Claude Code Agents & Skills Workflow

Introduction

When I first used Claude Code, it was a simple coding assistant. Ask a question, get code, paste it in. But across three projects, the way I develop with AI changed completely.

This post traces my journey from a personal mobile app (Project A) to a company team project (Project B) to a personal full-stack app (Project C), building an agent and skill-based workflow along the way.

Project A — Birth of the Pattern

Background

The first project was a React Native (Expo) mobile app. iOS/Android native code, state management, E2E testing — the scope was wide for a solo developer, and asking Claude Code to "just handle everything" led to scattered context and inconsistent output.

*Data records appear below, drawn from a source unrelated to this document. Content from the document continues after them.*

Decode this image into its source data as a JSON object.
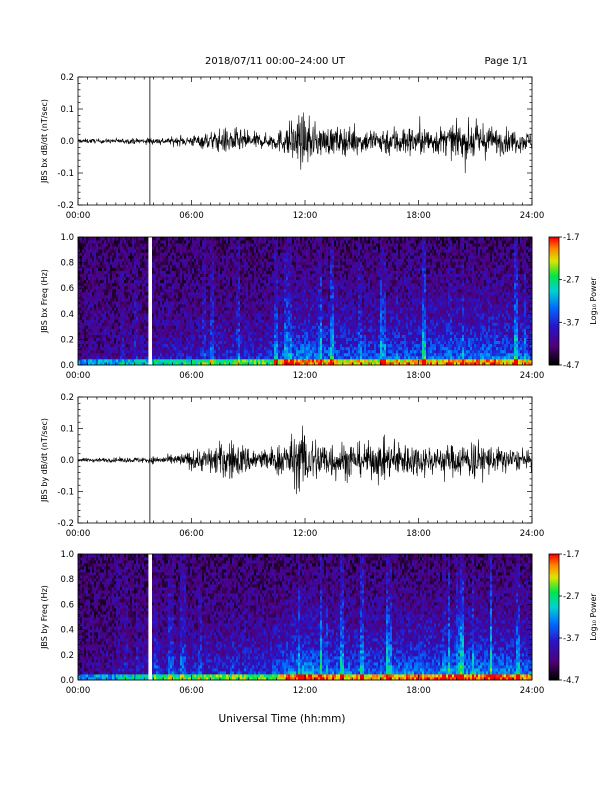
{
  "header": {
    "title": "2018/07/11  00:00–24:00 UT",
    "page": "Page 1/1"
  },
  "xlabel": "Universal Time (hh:mm)",
  "chart_data": [
    {
      "type": "line",
      "ylabel": "JBS bx dB/dt (nT/sec)",
      "xlim": [
        0,
        24
      ],
      "x_ticks": [
        "00:00",
        "06:00",
        "12:00",
        "18:00",
        "24:00"
      ],
      "ylim": [
        -0.2,
        0.2
      ],
      "y_ticks": [
        "0.2",
        "0.1",
        "0.0",
        "-0.1",
        "-0.2"
      ],
      "marker_hour": 3.8,
      "envelope": {
        "hours": [
          0,
          1,
          2,
          3,
          4,
          5,
          6,
          7,
          8,
          9,
          10,
          11,
          11.5,
          12,
          12.5,
          13,
          14,
          15,
          16,
          17,
          18,
          19,
          20,
          21,
          22,
          23,
          24
        ],
        "amplitude": [
          0.005,
          0.005,
          0.005,
          0.006,
          0.007,
          0.008,
          0.012,
          0.02,
          0.03,
          0.02,
          0.015,
          0.03,
          0.06,
          0.05,
          0.04,
          0.03,
          0.03,
          0.025,
          0.03,
          0.035,
          0.03,
          0.03,
          0.035,
          0.04,
          0.03,
          0.025,
          0.02
        ]
      }
    },
    {
      "type": "heatmap",
      "ylabel": "JBS bx Freq (Hz)",
      "xlim": [
        0,
        24
      ],
      "x_ticks": [
        "00:00",
        "06:00",
        "12:00",
        "18:00",
        "24:00"
      ],
      "ylim": [
        0,
        1.0
      ],
      "y_ticks": [
        "1.0",
        "0.8",
        "0.6",
        "0.4",
        "0.2",
        "0.0"
      ],
      "colorbar": {
        "label": "Log₁₀ Power",
        "ticks": [
          "-1.7",
          "-2.7",
          "-3.7",
          "-4.7"
        ],
        "range": [
          -4.7,
          -1.7
        ]
      },
      "gap_hour": 3.8,
      "activity": {
        "hours": [
          0,
          2,
          4,
          6,
          8,
          10,
          11,
          12,
          13,
          14,
          16,
          18,
          20,
          22,
          24
        ],
        "level": [
          0.1,
          0.15,
          0.25,
          0.3,
          0.35,
          0.35,
          0.55,
          0.65,
          0.55,
          0.5,
          0.5,
          0.55,
          0.55,
          0.6,
          0.5
        ]
      }
    },
    {
      "type": "line",
      "ylabel": "JBS by dB/dt (nT/sec)",
      "xlim": [
        0,
        24
      ],
      "x_ticks": [
        "00:00",
        "06:00",
        "12:00",
        "18:00",
        "24:00"
      ],
      "ylim": [
        -0.2,
        0.2
      ],
      "y_ticks": [
        "0.2",
        "0.1",
        "0.0",
        "-0.1",
        "-0.2"
      ],
      "marker_hour": 3.8,
      "envelope": {
        "hours": [
          0,
          1,
          2,
          3,
          4,
          5,
          6,
          7,
          8,
          9,
          10,
          11,
          11.5,
          12,
          12.5,
          13,
          14,
          15,
          16,
          17,
          18,
          19,
          20,
          21,
          22,
          23,
          24
        ],
        "amplitude": [
          0.004,
          0.005,
          0.005,
          0.006,
          0.008,
          0.01,
          0.02,
          0.03,
          0.045,
          0.03,
          0.025,
          0.04,
          0.06,
          0.07,
          0.05,
          0.045,
          0.04,
          0.035,
          0.04,
          0.04,
          0.035,
          0.03,
          0.035,
          0.045,
          0.03,
          0.025,
          0.015
        ]
      }
    },
    {
      "type": "heatmap",
      "ylabel": "JBS by Freq (Hz)",
      "xlim": [
        0,
        24
      ],
      "x_ticks": [
        "00:00",
        "06:00",
        "12:00",
        "18:00",
        "24:00"
      ],
      "ylim": [
        0,
        1.0
      ],
      "y_ticks": [
        "1.0",
        "0.8",
        "0.6",
        "0.4",
        "0.2",
        "0.0"
      ],
      "colorbar": {
        "label": "Log₁₀ Power",
        "ticks": [
          "-1.7",
          "-2.7",
          "-3.7",
          "-4.7"
        ],
        "range": [
          -4.7,
          -1.7
        ]
      },
      "gap_hour": 3.8,
      "activity": {
        "hours": [
          0,
          2,
          4,
          6,
          8,
          10,
          11,
          12,
          13,
          14,
          16,
          18,
          20,
          22,
          24
        ],
        "level": [
          0.1,
          0.15,
          0.3,
          0.35,
          0.4,
          0.4,
          0.6,
          0.7,
          0.6,
          0.55,
          0.55,
          0.6,
          0.6,
          0.65,
          0.55
        ]
      }
    }
  ]
}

The Core Idea: Role Separation

The solution was simple. Split roles like a human team. I started creating agent definition files in .claude/agents/:

.claude/agents/
├── orchestrator.md        # Team lead — never writes code
├── pm-po.md               # Product — writes spec documents
├── designer.md            # Design — UI/UX planning
├── rn-developer.md        # RN dev — cross-platform
├── rn-ios-developer.md    # iOS specialist
├── rn-android-developer.md # Android specialist
├── qa-engineer.md         # QA — testing & validation
├── backend-developer.md   # Backend
└── medical-reviewer.md    # Domain expert (medical info validation)

Nine agents. Looks like a lot, but each had clear, non-overlapping responsibilities.

The Gate System

Right after creating agents, I hit a problem: agents would skip ahead without confirmation. They'd start writing code before specs were even finished.

The solution was a Gate system:

Gate 1: PM spec complete → user confirmation
Gate 2: Design complete → user confirmation
Gate 3: Implementation complete → lint/build/test pass
Gate 4: QA complete → Ralph Loop (max 3 iterations)

The orchestrator managed each gate, blocking progression without user approval.

Enforcing with Hooks

Even with gates defined, agents would sometimes "ignore" them. So I started physically enforcing rules with hooks:

.claude/hooks/
├── enforce-orchestrator.ts   # Force all requests through orchestrator
├── pre-write-check.ts        # Block .env edits, warn on file size
├── pre-commit-all-checks.ts  # Enforce lint + tsc before commits
├── post-write-format.ts      # Auto-format after file writes
├── inject-spec-context.ts    # Auto-inject relevant specs to agents
├── task-scope-limiter.ts     # Limit exploration tasks to 15 calls
├── task-quality-gate.ts      # Validate lint on task completion
└── teammate-idle-check.ts    # Nudge idle agents back to work

enforce-orchestrator was a game changer. Every user request was forced through the orchestrator, completely preventing agents from stepping outside their role.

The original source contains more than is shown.